Pero él siguió caminando. Y aquí está usted. Atascado en medio de quién sabe dónde. Usted tiene un problema. Primero, no fue hecho para este lugar. Que lo dejen en el centro de avenidas y edificios, y sabría encontrar el camino. Pero aquí, ¿bajo este follaje tenebroso? ¿Aquí, donde los matorrales ocultan todo sendero y huella? Usted se halla fuera de su elemento. Usted no fue hecho para esta selva. Lo peor, es que no está equipado. No tiene machete. No tiene cuchillo. No lleva fósforos. Ni linterna. No tiene comida. No está equipado, y ahora está atrapado y no tiene la menor idea de cómo salir de allí. ¿Le parece divertido? A mí tampoco. Antes de seguir adelante, Detengámonos y preguntemos cómo se sentiría. Dadas las circunstancias, ¿qué emociones aflorarían? ¿Con qué pensamientos tendría que luchar?

¿Temor? Evidentemente.¿Ansiedad? Por decir lo menos.

¿Ira? Razones tiene (seguramente le gustaría poner las manos encima de quienes lo convencieron que emprendiera el viaje).

Pero por sobre todo, ¿qué de desesperanza? Ni idea de a dónde volverse.

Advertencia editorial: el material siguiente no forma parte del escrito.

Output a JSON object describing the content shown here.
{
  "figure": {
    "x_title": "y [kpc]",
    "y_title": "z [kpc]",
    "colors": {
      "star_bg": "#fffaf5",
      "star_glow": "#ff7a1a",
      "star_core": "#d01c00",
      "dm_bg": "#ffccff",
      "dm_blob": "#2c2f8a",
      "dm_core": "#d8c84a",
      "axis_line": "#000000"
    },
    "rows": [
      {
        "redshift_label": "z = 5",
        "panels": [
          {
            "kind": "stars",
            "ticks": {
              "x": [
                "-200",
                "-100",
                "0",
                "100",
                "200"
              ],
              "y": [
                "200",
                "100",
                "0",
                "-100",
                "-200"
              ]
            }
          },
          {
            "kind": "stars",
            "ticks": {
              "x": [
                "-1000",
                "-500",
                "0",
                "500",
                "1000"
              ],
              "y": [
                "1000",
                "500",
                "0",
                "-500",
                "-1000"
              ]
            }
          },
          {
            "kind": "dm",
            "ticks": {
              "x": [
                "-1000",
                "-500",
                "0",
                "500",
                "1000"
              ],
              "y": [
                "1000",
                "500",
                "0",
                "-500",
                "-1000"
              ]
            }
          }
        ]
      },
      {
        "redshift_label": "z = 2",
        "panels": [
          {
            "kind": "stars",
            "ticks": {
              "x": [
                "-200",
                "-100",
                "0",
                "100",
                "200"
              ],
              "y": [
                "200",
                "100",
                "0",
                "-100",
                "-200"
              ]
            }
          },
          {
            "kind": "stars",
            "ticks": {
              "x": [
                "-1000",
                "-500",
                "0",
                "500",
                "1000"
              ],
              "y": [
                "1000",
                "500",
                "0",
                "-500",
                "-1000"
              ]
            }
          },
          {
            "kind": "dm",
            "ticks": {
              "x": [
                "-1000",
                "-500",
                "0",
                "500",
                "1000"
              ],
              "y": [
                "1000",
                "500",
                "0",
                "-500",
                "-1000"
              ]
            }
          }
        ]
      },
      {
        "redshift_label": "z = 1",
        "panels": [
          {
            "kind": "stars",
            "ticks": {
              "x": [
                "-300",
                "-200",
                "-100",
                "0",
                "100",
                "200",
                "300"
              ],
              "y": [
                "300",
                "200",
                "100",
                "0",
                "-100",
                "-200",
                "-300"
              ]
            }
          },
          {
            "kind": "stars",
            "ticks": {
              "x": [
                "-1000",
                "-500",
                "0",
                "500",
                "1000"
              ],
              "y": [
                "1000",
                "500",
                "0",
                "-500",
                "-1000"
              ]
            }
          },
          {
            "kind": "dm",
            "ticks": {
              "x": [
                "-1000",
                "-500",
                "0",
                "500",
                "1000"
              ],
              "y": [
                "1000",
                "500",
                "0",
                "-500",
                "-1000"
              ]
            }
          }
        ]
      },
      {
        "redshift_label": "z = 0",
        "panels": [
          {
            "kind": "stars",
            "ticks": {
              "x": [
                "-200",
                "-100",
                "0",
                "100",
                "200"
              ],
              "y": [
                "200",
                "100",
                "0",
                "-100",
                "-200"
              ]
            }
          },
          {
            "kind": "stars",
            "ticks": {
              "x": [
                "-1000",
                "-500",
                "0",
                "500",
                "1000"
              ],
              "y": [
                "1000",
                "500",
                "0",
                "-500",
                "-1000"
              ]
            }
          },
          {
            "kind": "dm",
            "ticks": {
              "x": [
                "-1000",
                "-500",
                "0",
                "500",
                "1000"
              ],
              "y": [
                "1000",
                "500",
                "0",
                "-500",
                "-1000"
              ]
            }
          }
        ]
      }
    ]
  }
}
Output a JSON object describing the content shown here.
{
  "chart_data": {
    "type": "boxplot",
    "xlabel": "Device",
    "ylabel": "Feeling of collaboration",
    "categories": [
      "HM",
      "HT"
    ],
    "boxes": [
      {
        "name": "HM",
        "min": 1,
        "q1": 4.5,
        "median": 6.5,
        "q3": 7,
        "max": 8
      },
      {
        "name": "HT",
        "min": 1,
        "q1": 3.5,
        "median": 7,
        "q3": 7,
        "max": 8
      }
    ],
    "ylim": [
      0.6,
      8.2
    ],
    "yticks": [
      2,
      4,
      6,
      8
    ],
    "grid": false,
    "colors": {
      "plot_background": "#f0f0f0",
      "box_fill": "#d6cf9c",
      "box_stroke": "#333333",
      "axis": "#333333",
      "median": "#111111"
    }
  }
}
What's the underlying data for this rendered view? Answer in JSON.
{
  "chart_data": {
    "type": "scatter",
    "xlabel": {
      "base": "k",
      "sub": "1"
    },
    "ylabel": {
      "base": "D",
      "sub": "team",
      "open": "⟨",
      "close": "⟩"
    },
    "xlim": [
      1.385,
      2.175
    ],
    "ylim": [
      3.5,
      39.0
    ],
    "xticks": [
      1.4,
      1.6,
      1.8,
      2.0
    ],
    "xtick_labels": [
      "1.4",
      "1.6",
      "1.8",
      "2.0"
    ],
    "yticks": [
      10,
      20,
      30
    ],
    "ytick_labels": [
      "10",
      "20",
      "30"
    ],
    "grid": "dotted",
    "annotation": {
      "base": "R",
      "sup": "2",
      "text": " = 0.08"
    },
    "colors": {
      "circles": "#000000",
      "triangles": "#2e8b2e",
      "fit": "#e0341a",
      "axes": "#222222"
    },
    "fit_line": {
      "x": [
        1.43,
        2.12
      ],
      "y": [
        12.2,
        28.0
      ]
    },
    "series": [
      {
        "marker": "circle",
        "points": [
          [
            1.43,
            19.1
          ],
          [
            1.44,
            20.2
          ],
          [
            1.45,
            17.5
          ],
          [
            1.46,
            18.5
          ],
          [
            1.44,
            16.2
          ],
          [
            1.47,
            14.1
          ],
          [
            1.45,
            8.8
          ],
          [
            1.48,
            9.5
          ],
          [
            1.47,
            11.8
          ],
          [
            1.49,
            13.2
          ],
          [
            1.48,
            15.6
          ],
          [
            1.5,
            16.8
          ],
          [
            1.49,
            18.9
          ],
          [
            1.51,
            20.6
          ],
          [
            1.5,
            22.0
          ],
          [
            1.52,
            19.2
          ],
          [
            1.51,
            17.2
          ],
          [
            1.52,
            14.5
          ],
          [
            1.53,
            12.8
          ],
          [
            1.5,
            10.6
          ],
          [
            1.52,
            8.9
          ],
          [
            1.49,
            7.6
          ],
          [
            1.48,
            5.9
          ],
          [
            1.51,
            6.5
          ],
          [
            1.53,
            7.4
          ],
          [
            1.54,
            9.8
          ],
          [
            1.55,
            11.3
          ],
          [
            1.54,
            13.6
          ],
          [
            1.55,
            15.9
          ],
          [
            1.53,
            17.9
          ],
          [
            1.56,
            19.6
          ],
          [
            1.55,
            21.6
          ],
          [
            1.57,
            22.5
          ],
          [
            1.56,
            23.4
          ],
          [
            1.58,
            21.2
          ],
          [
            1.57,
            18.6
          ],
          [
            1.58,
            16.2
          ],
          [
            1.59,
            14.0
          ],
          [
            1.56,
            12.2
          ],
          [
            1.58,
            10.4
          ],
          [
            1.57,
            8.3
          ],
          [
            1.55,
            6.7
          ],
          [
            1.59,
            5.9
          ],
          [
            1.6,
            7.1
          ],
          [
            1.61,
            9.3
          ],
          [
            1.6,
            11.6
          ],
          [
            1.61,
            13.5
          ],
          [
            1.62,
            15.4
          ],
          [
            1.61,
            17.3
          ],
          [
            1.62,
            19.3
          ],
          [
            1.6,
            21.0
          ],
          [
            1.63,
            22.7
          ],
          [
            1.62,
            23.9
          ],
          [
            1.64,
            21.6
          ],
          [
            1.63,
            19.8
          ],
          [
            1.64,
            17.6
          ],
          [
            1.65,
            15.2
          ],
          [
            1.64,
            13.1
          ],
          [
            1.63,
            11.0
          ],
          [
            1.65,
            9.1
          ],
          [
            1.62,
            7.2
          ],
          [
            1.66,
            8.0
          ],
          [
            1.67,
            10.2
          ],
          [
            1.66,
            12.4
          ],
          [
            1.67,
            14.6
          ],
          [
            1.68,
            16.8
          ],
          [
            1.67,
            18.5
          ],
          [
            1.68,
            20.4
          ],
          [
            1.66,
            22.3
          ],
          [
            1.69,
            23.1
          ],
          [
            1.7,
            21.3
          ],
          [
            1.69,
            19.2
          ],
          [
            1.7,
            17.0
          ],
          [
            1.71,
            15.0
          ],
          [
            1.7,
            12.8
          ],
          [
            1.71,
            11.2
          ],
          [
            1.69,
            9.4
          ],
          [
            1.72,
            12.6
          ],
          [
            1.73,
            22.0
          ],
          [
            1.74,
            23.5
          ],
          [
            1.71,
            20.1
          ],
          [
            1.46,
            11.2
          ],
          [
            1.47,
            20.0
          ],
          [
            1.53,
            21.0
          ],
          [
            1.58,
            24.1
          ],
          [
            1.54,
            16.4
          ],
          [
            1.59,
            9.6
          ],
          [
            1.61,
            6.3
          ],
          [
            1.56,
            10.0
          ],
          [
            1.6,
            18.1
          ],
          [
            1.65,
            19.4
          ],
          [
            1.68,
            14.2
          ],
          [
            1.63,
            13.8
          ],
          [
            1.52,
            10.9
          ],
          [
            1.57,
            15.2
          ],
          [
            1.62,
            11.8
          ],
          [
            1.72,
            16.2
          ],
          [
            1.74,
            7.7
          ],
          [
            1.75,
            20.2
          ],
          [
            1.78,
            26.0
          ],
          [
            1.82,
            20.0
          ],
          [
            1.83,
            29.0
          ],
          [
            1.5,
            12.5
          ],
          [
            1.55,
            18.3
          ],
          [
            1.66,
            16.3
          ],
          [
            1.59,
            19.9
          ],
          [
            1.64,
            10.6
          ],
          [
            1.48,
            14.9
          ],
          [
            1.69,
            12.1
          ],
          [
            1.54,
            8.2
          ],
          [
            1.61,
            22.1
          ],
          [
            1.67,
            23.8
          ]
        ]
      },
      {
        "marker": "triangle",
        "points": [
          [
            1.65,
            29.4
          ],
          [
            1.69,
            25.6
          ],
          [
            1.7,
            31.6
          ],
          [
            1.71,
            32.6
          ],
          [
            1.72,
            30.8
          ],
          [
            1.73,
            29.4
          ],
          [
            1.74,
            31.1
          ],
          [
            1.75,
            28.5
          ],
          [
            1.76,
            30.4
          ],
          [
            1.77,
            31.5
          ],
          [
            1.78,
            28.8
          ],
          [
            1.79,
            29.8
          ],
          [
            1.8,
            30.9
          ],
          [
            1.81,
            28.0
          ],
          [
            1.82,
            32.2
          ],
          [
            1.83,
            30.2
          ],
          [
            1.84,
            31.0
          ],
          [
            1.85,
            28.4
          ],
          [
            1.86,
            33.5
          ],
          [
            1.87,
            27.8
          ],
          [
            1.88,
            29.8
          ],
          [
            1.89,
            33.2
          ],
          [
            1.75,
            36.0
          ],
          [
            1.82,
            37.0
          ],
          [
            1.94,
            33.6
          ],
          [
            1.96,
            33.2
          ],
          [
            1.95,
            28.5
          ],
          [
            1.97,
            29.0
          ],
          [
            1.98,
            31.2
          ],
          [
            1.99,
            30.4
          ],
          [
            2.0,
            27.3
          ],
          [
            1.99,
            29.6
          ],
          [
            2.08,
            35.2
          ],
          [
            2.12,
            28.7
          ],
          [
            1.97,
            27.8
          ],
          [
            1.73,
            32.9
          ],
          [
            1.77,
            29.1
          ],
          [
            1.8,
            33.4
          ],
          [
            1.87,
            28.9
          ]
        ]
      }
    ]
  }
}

Ni un pálpito en cuanto a lo que hay que hacer. ¿Quién lo podría culpar por sentarse en un tronco (pero es mejor ver primero si hay víboras), cubrirse el rostro con las dos manos, y pensar, nunca más saldré de aquí ? No tiene orientación, equipo ni esperanza. ¿Puede congelar esa emoción por un momento? ¿Puede sentir, sólo por un segundo, qué se siente al estar fuera de su elemento? ¿Sin soluciones? ¿Sin ideas ni energías?¿Puede imaginar sólo por un instante qué se siente al estar sin esperanzas? Si puede, puede identificarse con muchas personas en este mundo. Para muchas personas, la vida es … bueno, es una selva. No una selva de árboles y animales. Si fuera así, la cosa sería sencilla. Ojalá nuestras selvas se pudieran cortar con machetes o se pudiera atrapar a nuestros adversarios en una jaula.

Pero nuestra selva está compuesta de matorrales de salud que falla, corazones quebrantados y billeteras vacías. Nuestra selva está formada por murallas de hospitales y cortes de divorcio. No oímos el canto de las aves ni el rugido de leones, pero oímos las quejas de los vecinos y las exigencias de los jefes. Nuestros depredadores son nuestros acreedores, y los matorrales que nos rodean son las exigencias de las prisas, que nos agotan. Hay una selva allá afuera. Y para algunos, y aun para muchos, la esperanza es una provisión escasa. La desesperanza es una bolsa extraña.

A diferencia de las otras, no está llena, está vacía, y esto es lo que provoca la carga. Ábrala y revise todos sus bolsillos. Déle la vuelta y sacúdala con fuerza. La bolsa de la desesperanza está completamente vacía. No es un cuadro muy agradable, ¿verdad? Veamos si lo podemos iluminar. Hemos imaginado lo que se siente cuando se está perdido; ¿puede imaginar lo que se siente cuando a uno lo rescatan? ¿Qué se necesitaría para restaurar su esperanza? ¿Qué necesitaría para devolver las energías a su viaje? Aunque las respuestas son abundantes, tres saltan a la mente. Lo primero sería una persona. No cualquier persona. No necesita a una que esté igualmente confundida. Necesita a alguien que sepa cómo salir de allí.